A na końcu dopisany morał w stylu "drogie dzieci, gdyby żółw siedział cicho to by teraz żył. Zamiast tego uniósł się i przypłacił życiem."

No tak, obrażają cię to nadstaw drugi policzek i przyjmij to z godnością. I najlepiej trzymaj negatywne emocje dla siebie.

Książka idzie do śmietnika.
  • 19
@Wieczna_Konkubina: Gwoli ścisłości - morał dopisany w przedmowie i na końcu tej bajki jest taki żeby kontrolować swoje emocje i wyrażać je w odpowiedni sposób i w odpowiednim czasie (w przypadku żółwia - powinien ochrzanić orła gdy był już bezpieczny na lądzie). Nie ma tam nic o trzymaniu negatywnych emocji dla siebie, a jedynie o kontrolowaniu wściekłości.
Dałbym jednak drugą szansę tej książce.
@tuco_benedicto: są lepsze przykłady które można wykorzystać do tej przedmowy i morału. Akurat jak dla mnie na obrażanie i poniżanie trzeba reagować OD RAZU, NIE PO FAKCIE. Bo potem wychodzą kwiatki w stylu "a pamiętasz jak w '98 nazwałeś mnie świnią? Było mi wtedy przykro ale mówię to dopiero teraz". Tak samo jest z "karaniem/pokazywaniem konsekwencji". Jeśli dziecko zrobi coś źle mówisz mu od razu, a nie po godzinie czy dwóch.
Jeśli dziecko zrobi coś źle mówisz mu od razu, a nie po godzinie czy dwóch. Jak widzisz że ktoś się nad kimś znęca, nie czekasz aż łaskawie skończy i dopiero mu mówisz że robi coś źle.

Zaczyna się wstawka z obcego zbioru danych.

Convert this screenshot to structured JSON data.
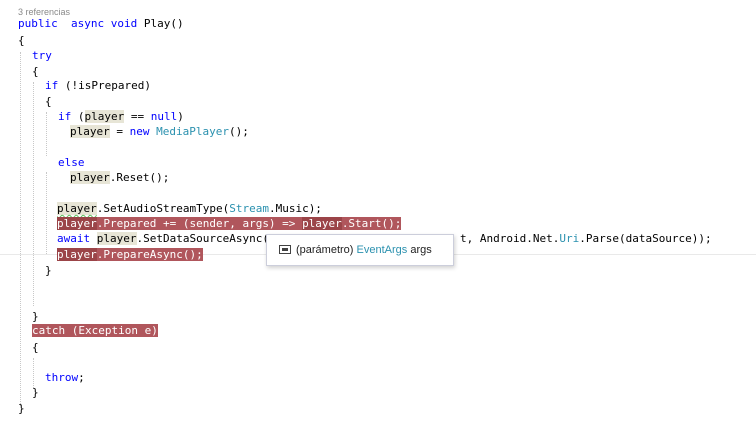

żeby kontrolować swoje emocje i wyrażać je w odpowiedni sposób i w odpowiednim czasie


@Wieczna_Konkubina: W podanych przez Ciebie przypadkach odpowiedni czas jest od razu jak coś się dzieje. W opowiadaniu, które opisałaś - "powinien
@PanSoloPL: mówimy tu o przypadkach odnoszących się bezpośrednio do dzieci. Zacznijmy od tego. Dla mnie bajka jest niejasna, myląca bo można ją rozumieć dwojako (co najmniej), a jednak duży jest teraz nacisk właśnie na to żeby nie chować głowy w piasek, nie nadstawiać tego drugiego policzka jak biją. Tylko asertywnie powiedzieć "przestań" kiedy coś sprawia nam przykrość. Nie analizujmy tego pod kątem hipotetycznej sytuacji która może wydarzyć się dorosłej osobie, chodzi
@Wieczna_Konkubina Absurdalne spojrzenie na świat XD
Ten taki nacisk to masz na myśli obecną skręcającą w lewo młodzież która na wszystko jest teraz obrażona i wszystko ją uraża?
No straszna przykrość, orzeł coś tam sobie #!$%@? pod nosem XDD
A koniec końców, żółw ma #!$%@? i osiągnie swój cel nie robiąc nic, to ten orzeł musi pracować.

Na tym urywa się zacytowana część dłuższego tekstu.